11 Después, Elcana regresó a su casa en Ramá, pero el niño servía a Jehovah

delante del sacerdote Elí. 12 Los hijos de Elí eran hombres impíos, que no tenían

conocimiento de Jehovah. 13 Los sacerdotes acostumbraban a proceder con el

pueblo de esta manera: Cuando alguno ofrecía un sacrificio, y mientras era cocida la

carne, el criado del sacerdote iba con un tenedor de tres dientes en su mano, 14 y lo

metía en el perol, en el caldero, en la olla o en la marmita. Y todo lo que sacaba el

tenedor, el sacerdote lo tomaba para sí. Esto hacían con todo israelita que iba allí a

Silo. 15 Asimismo, el criado del sacerdote iba, aun antes que quemaran el sebo, y

decía al que sacrificaba: “Da al sacerdote carne para asar, porque no tomará de ti

carne cocida, sino cruda.” 16 Si el hombre le respondía: “Deja que primero hagan

arder el sebo, y después toma todo lo que te apetezca”, él decía: “No, dámela ahora

mismo; de lo contrario, la tomaré por la fuerza.” 17 El pecado de los jóvenes era muy

grande delante de Jehovah, porque los hombres trataban con irreverencia las

ofrendas de Jehovah. 18 El niño Samuel servía delante de Jehovah, vestido con un

efod de lino. 19 Su madre le hacía año tras año una túnica pequeña, y se la llevaba

cuando iba con su marido para ofrecer el sacrificio anual. 20 Entonces Elí bendecía a

Elcana y a su mujer diciendo: “Jehovah te dé hijos de esta mujer, en lugar de este

que ella pidió a Jehovah.” Y regresaban a su casa. 21 Jehovah visitó a Ana con su

favor, y ella concibió y dio a luz tres hijos y dos hijas. Y el niño Samuel crecía

delante de Jehovah. 22 Elí ya era muy anciano y oía todo lo que hacían sus hijos a

todo Israel, y cómo se acostaban con las mujeres que servían a la entrada del

tabernáculo de reunión. 23 El les preguntó: — ¿Por qué hacéis semejantes cosas? Yo

oigo de todo este pueblo acerca de vuestras malas acciones. 24 No, hijos míos, no

es bueno el rumor que oigo y que el pueblo de Jehovah difunde. 25 Si un hombre

peca contra otro hombre, Dios intercederá por él; pero si alguno peca contra

Jehovah, ¿quién intercederá por él?
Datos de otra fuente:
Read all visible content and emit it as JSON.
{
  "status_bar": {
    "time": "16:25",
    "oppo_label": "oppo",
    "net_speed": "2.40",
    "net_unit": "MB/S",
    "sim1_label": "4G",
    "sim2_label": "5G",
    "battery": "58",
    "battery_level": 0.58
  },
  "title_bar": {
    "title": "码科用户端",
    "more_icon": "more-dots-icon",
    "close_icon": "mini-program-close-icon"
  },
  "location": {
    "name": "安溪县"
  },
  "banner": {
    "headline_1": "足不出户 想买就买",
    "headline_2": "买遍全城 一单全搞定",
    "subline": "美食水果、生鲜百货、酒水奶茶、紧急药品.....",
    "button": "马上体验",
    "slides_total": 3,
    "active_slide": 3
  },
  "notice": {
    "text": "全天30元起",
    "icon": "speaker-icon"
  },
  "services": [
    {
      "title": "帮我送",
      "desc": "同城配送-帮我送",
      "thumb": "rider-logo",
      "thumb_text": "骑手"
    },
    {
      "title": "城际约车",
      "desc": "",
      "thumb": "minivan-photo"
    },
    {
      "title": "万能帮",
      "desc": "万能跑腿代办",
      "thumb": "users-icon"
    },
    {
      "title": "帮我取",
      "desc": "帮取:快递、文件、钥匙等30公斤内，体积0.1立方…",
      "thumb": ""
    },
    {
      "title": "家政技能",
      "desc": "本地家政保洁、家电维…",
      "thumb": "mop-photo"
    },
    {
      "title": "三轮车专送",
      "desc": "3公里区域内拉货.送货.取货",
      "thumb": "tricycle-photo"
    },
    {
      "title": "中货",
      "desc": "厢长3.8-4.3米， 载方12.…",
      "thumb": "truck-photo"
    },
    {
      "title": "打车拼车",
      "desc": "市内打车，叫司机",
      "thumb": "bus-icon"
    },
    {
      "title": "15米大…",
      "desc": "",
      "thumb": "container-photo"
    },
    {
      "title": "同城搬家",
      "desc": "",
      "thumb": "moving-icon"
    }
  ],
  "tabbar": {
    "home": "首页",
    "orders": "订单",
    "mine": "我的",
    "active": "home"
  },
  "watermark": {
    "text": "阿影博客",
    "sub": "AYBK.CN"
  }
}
Sin embargo, ellos no escucharon la voz de su

padre, porque Jehovah quería hacerlos morir. 26 Y el niño Samuel crecía en estatura

y en gracia para con Dios y los hombres.

27 Entonces un hombre de Dios vino a Elí y le dijo: “Así dice Jehovah: ‘Yo me

manifesté claramente a la casa de tu padre, cuando estaban en Egipto al servicio de

la casa del faraón. 28 Yo le escogí como sacerdote mío entre todas las tribus de

Israel, para que subiera a mi altar, quemara el incienso y llevara el efod en mi

presencia. Yo he dado a la casa de tu padre todas las ofrendas quemadas de

los hijos de Israel. 29 ¿Por qué habéis desdeñado mis sacrificios y mis ofrendas que

mandé ofrecer en mi morada? Has honrado a tus hijos más que a mí, y os habéis

engordado con lo mejor de todas las ofrendas de mi pueblo Israel.’ 30 Por tanto,

dice Jehovah Dios de Israel: ‘En verdad, yo había dicho que tu casa y la casa de tu

padre estarían delante de mí para siempre.’ Pero ahora, dice Jehovah: ¡De ninguna

manera! Yo honraré a los que me honran, pero los que me desprecian serán tenidos

en poco. 31 He aquí vienen días cuando cortaré tu brazo y el brazo de la casa de tu

padre, de modo que en tu casa no haya ancianos. 32 Tú verás que tu morada padece

necesidad, mientras yo colmo de bienes a Israel; y jamás habrá ancianos en tu casa.

33 Pero no eliminaré completamente a los tuyos que sirven en mi altar, para consumir

tus ojos y llenar tu alma de dolor. Todos los descendientes de tu casa morirán en la

edad viril. 34 Te servirá de señal esto que acontecerá a tus dos hijos, Ofni y Fineas:

Ambos morirán en el mismo día. 35 Pero yo levantaré para mí un sacerdote fiel que

actúe conforme a mi corazón y a mi alma. Le edificaré una casa firme, y él andará en

presencia de mi ungido todos los días. 36 Y sucederá que el que quede de tu casa irá

a postrarse delante de él por un poco de dinero y por un bocado de pan, diciéndole:

‘Por favor, asóciame con alguno de los servicios sacerdotales, a fin de que yo tenga

un poco de pan para comer.’”

Capítulo 3

1 El joven Samuel servía a Jehovah delante de Elí. La palabra de Jehovah

escaseaba en aquellos días, y no había visiones con frecuencia. 2 Pero aconteció

cierto día, mientras Elí (cuyos ojos habían comenzado a debilitarse, de modo que no

podía ver) estaba acostado en su aposento 3 y Samuel dormía en el templo de

Jehovah donde estaba el arca de Dios, que antes que la lámpara de Dios fuese

apagada, 4 Jehovah llamó a Samuel, y él respondió: — Heme aquí. 5 Y corrió a Elí

diciendo: — Heme aquí. ¿Para qué me has llamado? Elí respondió: — Yo no te he

llamado. Vuelve a acostarte. El se volvió y se acostó, 6 y Jehovah volvió a llamar: —

¡Samuel! Samuel se levantó, fue a Elí y dijo: — Heme aquí. ¿Para qué me has

llamado? Elí respondió: — Hijo mío, yo no te he llamado. Vuelve a acostarte.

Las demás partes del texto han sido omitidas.